The American electoral confrontation is more a confrontation between personalities than one between programs. The electorate wonders more how the candidates are than what politics they intend to apply. This happens not because the Americans are exceedingly interested in chat and in epic threads, but because they draw out of the candidates’ behavior data about the way they would behave as leaders and their capacity to represent the American dream human models.
Finding out the "leadership" style is one of the greatest stakes of the biographic exploration. The questions in the backstage about the way in which the candidates take decisions in general and in unexpected circumstances, about their behavior working in team, about their leisure time led the American press to very interesting results.
As for Al Gore, the public found out that he takes decisions all aware and after minute calculations (with which he spends his spare time). Comparing to the Democratic candidate, Bush seems to be frivolous and superficial. He doesn’t like long lasting meetings, he gets bored quickly and he let his collaborators to offer him solutions among which he could rapidly chose. Thus, Bush seems more effective, Al Gore more thorough. The former is suitable for the crisis moments, the latter for the current politics. The Republican insists more on the idea of team, the democratic is proud of not being dependent on the others. All of a sudden, the roles invert. Al Gore seems to be the effective one, as he can take decisions by himself and Bush is the one who depends on the specialized advice. The ambition to filter everything and the vain scrupulosity determines that Al Gore have collaboration problems. His adversaries notice that since 1999 he had changed three campaign directors and that he rallied around himself strangers, while Bush always had the same team, with whom he had an excellent collaboration. To Al Gore’s misanthropy, Bush replies with trust in people. Bush seems to be a negotiator able to survive in a complicated political environment. In comparison, Al Gore seems a rigid character. He is saved by his extraordinary skill in the administration field. Bush says Gore is not competent but bureaucrat. But the Republican seems to be a neophyte of administration. Al Gore talks a little too pretentiously, but wag Bush’s trueborn style of talking often provokes embarrassing situations.

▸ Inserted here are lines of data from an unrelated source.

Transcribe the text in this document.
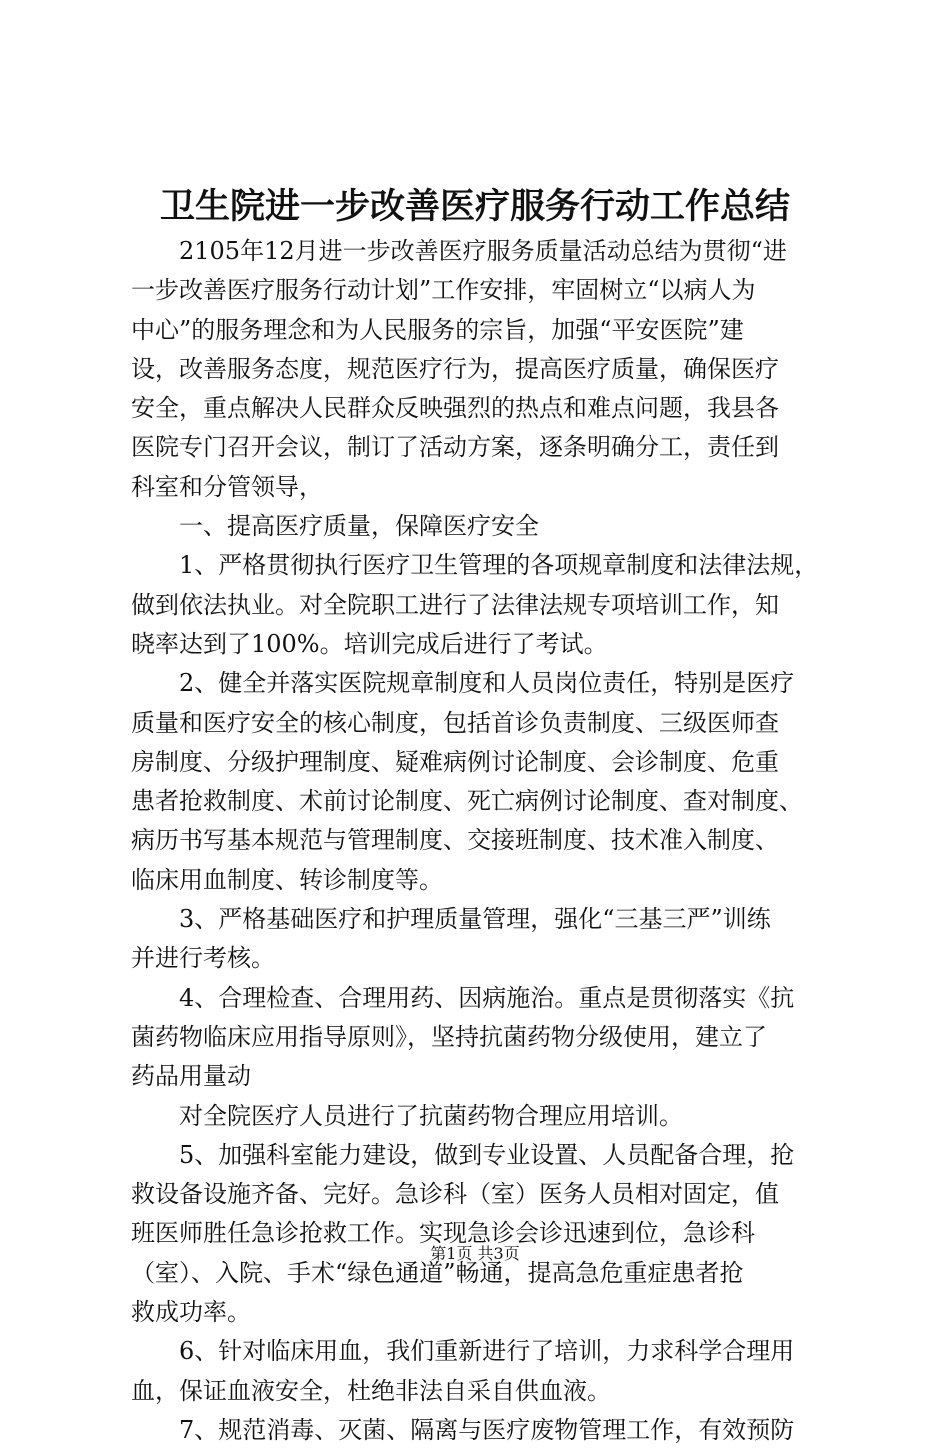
卫生院进一步改善医疗服务行动工作总结
　　2105年12月进一步改善医疗服务质量活动总结为贯彻“进
一步改善医疗服务行动计划”工作安排，牢固树立“以病人为
中心”的服务理念和为人民服务的宗旨，加强“平安医院”建
设，改善服务态度，规范医疗行为，提高医疗质量，确保医疗
安全，重点解决人民群众反映强烈的热点和难点问题，我县各
医院专门召开会议，制订了活动方案，逐条明确分工，责任到
科室和分管领导，
　　一、提高医疗质量，保障医疗安全
　　1、严格贯彻执行医疗卫生管理的各项规章制度和法律法规，
做到依法执业。对全院职工进行了法律法规专项培训工作，知
晓率达到了100%。培训完成后进行了考试。
　　2、健全并落实医院规章制度和人员岗位责任，特别是医疗
质量和医疗安全的核心制度，包括首诊负责制度、三级医师查
房制度、分级护理制度、疑难病例讨论制度、会诊制度、危重
患者抢救制度、术前讨论制度、死亡病例讨论制度、查对制度、
病历书写基本规范与管理制度、交接班制度、技术准入制度、
临床用血制度、转诊制度等。
　　3、严格基础医疗和护理质量管理，强化“三基三严”训练
并进行考核。
　　4、合理检查、合理用药、因病施治。重点是贯彻落实《抗
菌药物临床应用指导原则》，坚持抗菌药物分级使用，建立了
药品用量动
　　对全院医疗人员进行了抗菌药物合理应用培训。
　　5、加强科室能力建设，做到专业设置、人员配备合理，抢
救设备设施齐备、完好。急诊科（室）医务人员相对固定，值
班医师胜任急诊抢救工作。实现急诊会诊迅速到位，急诊科
（室）、入院、手术“绿色通道”畅通，提高急危重症患者抢
救成功率。
　　6、针对临床用血，我们重新进行了培训，力求科学合理用
血，保证血液安全，杜绝非法自采自供血液。
　　7、规范消毒、灭菌、隔离与医疗废物管理工作，有效预防
第1页 共3页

Eventually, the two candidates’ programs also transmit behavior models. Bush asks the person to solve his problems by himself, Al Gore assures him of the State’s help. The Democratic candidate is ready to intervene from above, the Republican one let the initiative to come from below. No matter what the subject might be, delicate economic or environment problems, education or health, Al Gore talks about the effectiveness of the of the government and Bush talks about the effectiveness of the individual.
By the agency of these elections, we’ll find out whether the US wants to be cautious and rational like Al Gore or spontaneous and decided like Bush.